À ceux qui prétexteraient qu'il faut bien faire fonctionner l'Union, je répondrai qu'avant d'être un fonctionnement, une construction, l'Europe doit être un projet partagé, un projet consenti par les peuples.
Or, derrière cette fonctionnalité, je ne vois pas de rupture ; c'est la même finalité, la même visée historique d'une Europe fédérale, avec les mêmes méthodes des petits pas et de l'engrenage.
En réalité, le compromis de Bruxelles est une nouvelle contribution à ce grand oeuvre ! Pour tous ceux qui ont voté « oui », le traité simplifié est une bonne nouvelle ; il n'y a pas de changement de direction et la logique fédérale va continuer à se déployer.
Mais alors, mes chers collègues, il ne faudra pas faire mine de s'étonner des admonestations de Bruxelles, qui déjà s'accumulent, sur la position française - juste, à mon sens -pour un euro au service de l'économie, sur les comptes publics, sur la Turquie, sur cette idée folle - pensez donc ! - qu'aurait eue le Président de la République française d'une Europe plus protectrice de ses citoyens, ou encore sur la pêche.

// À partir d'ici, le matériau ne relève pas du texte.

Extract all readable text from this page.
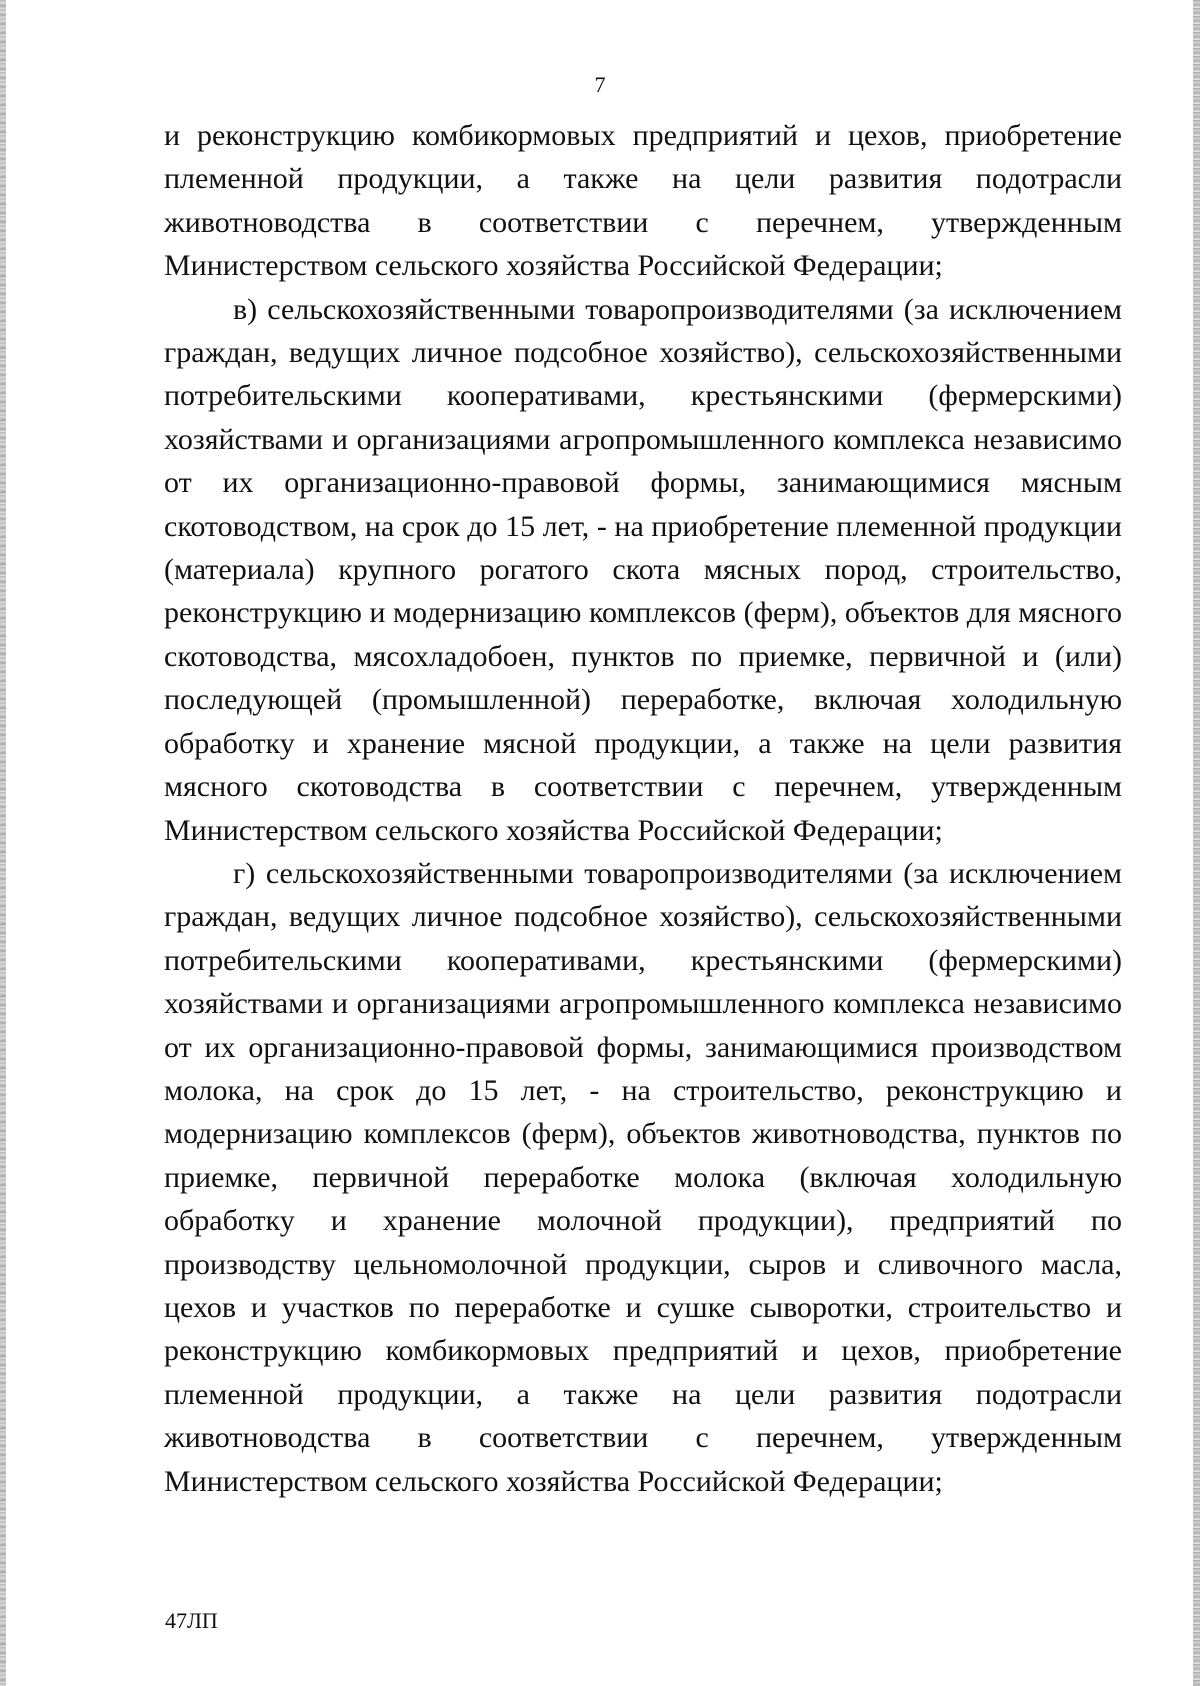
7

и реконструкцию комбикормовых предприятий и цехов, приобретение племенной продукции, а также на цели развития подотрасли животноводства в соответствии с перечнем, утвержденным Министерством сельского хозяйства Российской Федерации;

в) сельскохозяйственными товаропроизводителями (за исключением граждан, ведущих личное подсобное хозяйство), сельскохозяйственными потребительскими кооперативами, крестьянскими (фермерскими) хозяйствами и организациями агропромышленного комплекса независимо от их организационно-правовой формы, занимающимися мясным скотоводством, на срок до 15 лет, - на приобретение племенной продукции (материала) крупного рогатого скота мясных пород, строительство, реконструкцию и модернизацию комплексов (ферм), объектов для мясного скотоводства, мясохладобоен, пунктов по приемке, первичной и (или) последующей (промышленной) переработке, включая холодильную обработку и хранение мясной продукции, а также на цели развития мясного скотоводства в соответствии с перечнем, утвержденным Министерством сельского хозяйства Российской Федерации;

г) сельскохозяйственными товаропроизводителями (за исключением граждан, ведущих личное подсобное хозяйство), сельскохозяйственными потребительскими кооперативами, крестьянскими (фермерскими) хозяйствами и организациями агропромышленного комплекса независимо от их организационно-правовой формы, занимающимися производством молока, на срок до 15 лет, - на строительство, реконструкцию и модернизацию комплексов (ферм), объектов животноводства, пунктов по приемке, первичной переработке молока (включая холодильную обработку и хранение молочной продукции), предприятий по производству цельномолочной продукции, сыров и сливочного масла, цехов и участков по переработке и сушке сыворотки, строительство и реконструкцию комбикормовых предприятий и цехов, приобретение племенной продукции, а также на цели развития подотрасли животноводства в соответствии с перечнем, утвержденным Министерством сельского хозяйства Российской Федерации;

47ЛП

Demain, au ministère de l'agriculture et de la pêche, où je me trouverai avec plusieurs de mes collègues, nous essayerons, en présence de M. Michel Barnier, de défendre nos pêcheurs Que dira-t-on aux pêcheurs d'anchois et de thon ? Qu'on n'y peut rien, qu'on n'a plus le pouvoir, qu'au nom d'un intérêt communautaire supérieur - lequel ? - il faut renoncer à défendre nos intérêts nationaux ?
Hubert Védrine, dans son dernier livre, Continuer l'Histoire, a écrit de très belles phrases sur ce sujet.
Pourtant, il me semblait que les lignes avaient bougé. La leçon commune du référendum et des présidentielles, c'est, comme l'a justement dit Nicolas Sarkozy dans son discours d'investiture, que « les Français ne veulent plus que l'on décide à leur place ! »
Tant que l'on n'aura pas abandonné la chimère fédérale, tant que l'on n'aura pas redéfini les frontières de l'Europe - bien sûr, sans la Turquie - tant que l'on tentera de relancer la construction européenne en l'absence de consentement populaire, il manquera à l'Europe une vraie légitimité politique.
C'est la raison pour laquelle il me paraît difficile, voire impossible, de faire l'économie d'un référendum sur ce texte.
Une autre Europe est possible, une autre Europe est souhaitable, une Europe respectueuse des démocraties nationales et fondée sur des coopérations différenciées.